Still, Houston said he’s heard Nova Scotians’ concerns about population growth, and he then pivoted to criticize Prime Minister Justin Trudeau for trying to send 6,000 asylum seekers to Nova Scotia, an assertion the federal government has denied.
Churchill said Houston’s claim about asylum seekers was shameful.
“It’s smoke and mirrors,” the Liberal leader said. “He is overshooting his own department’s numbers for sustainable population growth and yet he is trying to blame this on asylum seekers … who aren’t even here.”
In September, federal Immigration Minister Marc Miller said there is no plan to send any asylum seekers to the province without compensation or the consent of the premier.
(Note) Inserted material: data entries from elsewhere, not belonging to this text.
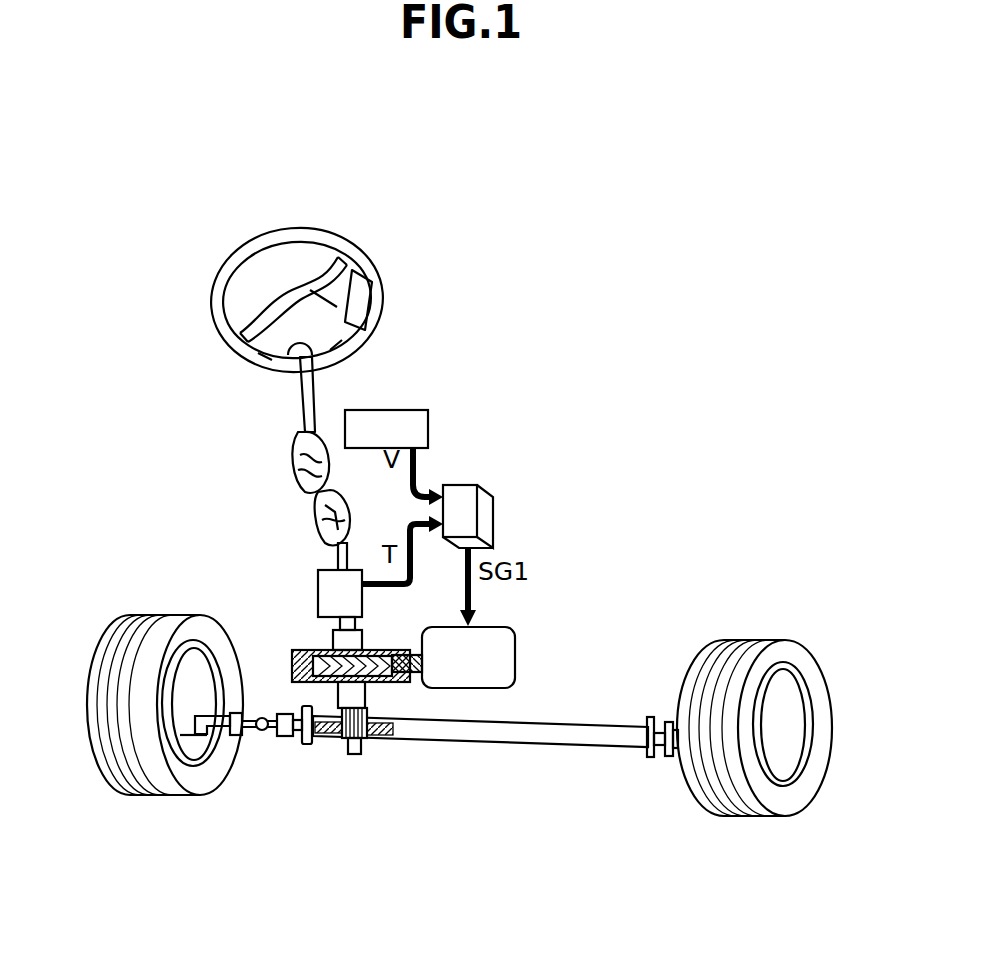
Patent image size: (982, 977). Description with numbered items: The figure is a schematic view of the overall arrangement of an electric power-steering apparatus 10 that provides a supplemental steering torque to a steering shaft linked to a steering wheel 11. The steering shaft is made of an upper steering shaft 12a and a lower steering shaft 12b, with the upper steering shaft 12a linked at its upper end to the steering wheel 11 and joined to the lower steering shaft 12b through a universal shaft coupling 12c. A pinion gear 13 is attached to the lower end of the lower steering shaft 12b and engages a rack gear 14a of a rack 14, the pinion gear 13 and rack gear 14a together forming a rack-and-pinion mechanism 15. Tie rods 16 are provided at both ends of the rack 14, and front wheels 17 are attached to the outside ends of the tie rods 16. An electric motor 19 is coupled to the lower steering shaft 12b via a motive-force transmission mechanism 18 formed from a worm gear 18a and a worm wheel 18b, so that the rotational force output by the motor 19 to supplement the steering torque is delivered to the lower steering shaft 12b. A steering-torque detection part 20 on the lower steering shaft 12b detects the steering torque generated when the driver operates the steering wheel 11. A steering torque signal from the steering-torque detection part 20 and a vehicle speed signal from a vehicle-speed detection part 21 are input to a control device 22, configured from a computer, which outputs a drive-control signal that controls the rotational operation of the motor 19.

The electric power-steering apparatus 10 is at (341, 182).
The steering wheel 11 is at (372, 268).
The upper steering shaft 12a is at (313, 398).
The lower steering shaft 12b is at (320, 553).
The universal shaft coupling 12c is at (278, 455).
The pinion gear 13 is at (346, 742).
The rack 14 is at (480, 761).
The rack gear 14a is at (385, 738).
The rack-and-pinion mechanism 15 is at (347, 756).
The tie rods 16 is at (250, 736).
The front wheels 17 is at (142, 627).
The motive-force transmission mechanism 18 is at (398, 652).
The worm gear 18a is at (395, 678).
The worm wheel 18b is at (292, 650).
The electric motor 19 is at (512, 628).
The steering-torque detection part 20 is at (318, 582).
The vehicle-speed detection part 21 is at (422, 410).
The control device 22 is at (462, 485).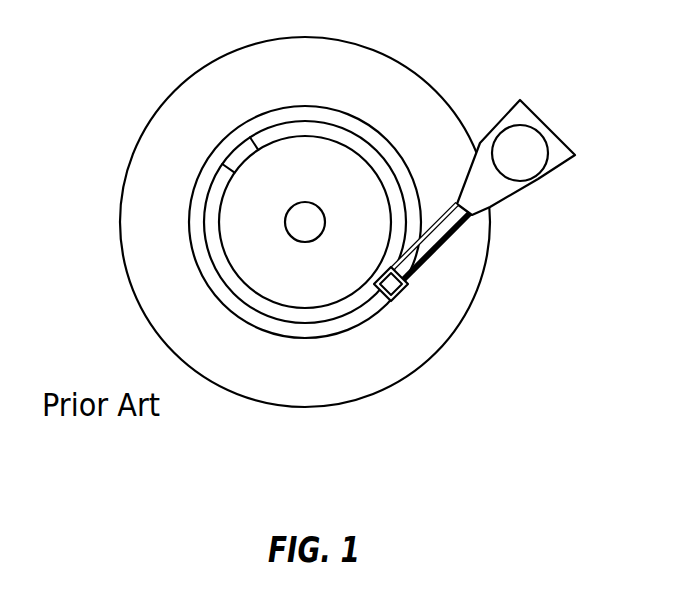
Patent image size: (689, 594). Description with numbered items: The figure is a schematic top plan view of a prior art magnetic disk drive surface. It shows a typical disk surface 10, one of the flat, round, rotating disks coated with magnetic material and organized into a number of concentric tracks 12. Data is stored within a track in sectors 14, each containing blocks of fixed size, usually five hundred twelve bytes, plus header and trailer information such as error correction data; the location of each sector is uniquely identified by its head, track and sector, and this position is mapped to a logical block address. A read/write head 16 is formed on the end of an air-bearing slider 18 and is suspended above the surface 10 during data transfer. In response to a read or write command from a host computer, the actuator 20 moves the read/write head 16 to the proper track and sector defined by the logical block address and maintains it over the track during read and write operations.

The disk surface 10 is at (125, 186).
The concentric tracks 12 is at (278, 322).
The sectors 14 is at (242, 157).
The read/write head 16 is at (400, 298).
The air-bearing slider 18 is at (438, 250).
The actuator 20 is at (542, 180).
He said the 6,000 number was an “aspirational” figure based on models that reflect each province’s population.
In Halifax, NDP Leader Claudia Chender said it’s clear Nova Scotia needs more doctors, nurses and skilled trades people.
“Immigration has been and always will be a part of the Nova Scotia story, but we need to build as we grow,” Chender said. “This is why we have been pushing the Houston government to build more affordable housing.”
Chender was in a Halifax cafe on Thursday when she promised her party would remove the province’s portion of the harmonized sales tax from all grocery, cellphone and internet bills if elected to govern on Nov. 26. The tax would also be removed from the sale and installation of heat pumps.
“Our focus is on helping people to afford their lives,” Chender told reporters. “We know there are certain things that you can’t live without: food, internet and a phone …. So we know this will have the single biggest impact.”
The party estimates the measure would save the average Nova Scotia family about $1,300 a year.
“That’s a lot more than a one or two per cent HST cut,” Chender said, referring to the Progressive Conservative pledge to reduce the tax by one percentage point and the Liberal promise to trim it by two percentage points.
Elsewhere on the campaign trail, Houston announced that a Progressive Conservative government would make parking free at all Nova Scotia hospitals and health-care centres. The promise was also made by the Liberals in their election platform released Monday.
“Free parking may not seem like a big deal to some, but … the parking, especially for people working at the facilities, can add up to hundreds of dollars,” the premier told a news conference at his campaign headquarters in Halifax.